I found a lot of cool stuff over there, followed the rabbit hole of reposts to many interesting accounts and spent way too much time scrolling.
Thanks, soup, and farewell!
[19:40] This rarely happens, but I have to recommend a game: VirtuaVerse, a wonderful adventure that I played this weekend. A cyberpunk story, obviously made by nerds for other nerds (and with a great soundtrack). I can't remember when I last had that much fun with a game. I played (and finished) this on a friend's account, but I'll definitely buy it myself, too, if only to throw a little amount of money at the devs.
[14:27] It impresses me when people find creative ways to make music with things that are clearly not designed as musical instruments. A while ago I mentioned the Phantom of the Floppera and later the music-making tesla coils, but there are noumerous others, some of which I came across only recently.

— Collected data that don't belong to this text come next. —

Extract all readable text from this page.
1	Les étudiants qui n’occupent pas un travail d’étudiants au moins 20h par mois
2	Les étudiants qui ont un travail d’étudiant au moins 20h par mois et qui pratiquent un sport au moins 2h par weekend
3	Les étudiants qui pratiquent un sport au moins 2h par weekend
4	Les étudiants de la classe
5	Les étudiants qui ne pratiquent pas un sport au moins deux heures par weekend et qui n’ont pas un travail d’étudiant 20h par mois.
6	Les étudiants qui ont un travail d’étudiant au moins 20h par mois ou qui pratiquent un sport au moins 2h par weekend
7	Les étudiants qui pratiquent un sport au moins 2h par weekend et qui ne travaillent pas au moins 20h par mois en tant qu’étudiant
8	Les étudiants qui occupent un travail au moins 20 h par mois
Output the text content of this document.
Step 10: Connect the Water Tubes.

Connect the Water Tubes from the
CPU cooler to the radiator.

Many of these acts use computer parts (floppy drives are a thing), devices connected to those (like, for instance, this dot matrix printer) or both (the Floppotron appears to be well known).
The Device Orchestra on the other hand is not limited to computers and periphery but takes whatever is available, while others show that even a car is suited for this task (there is some weird yelling at the end, so be sure to stop the video once the music is done).
Really creative folks out there, awesome work!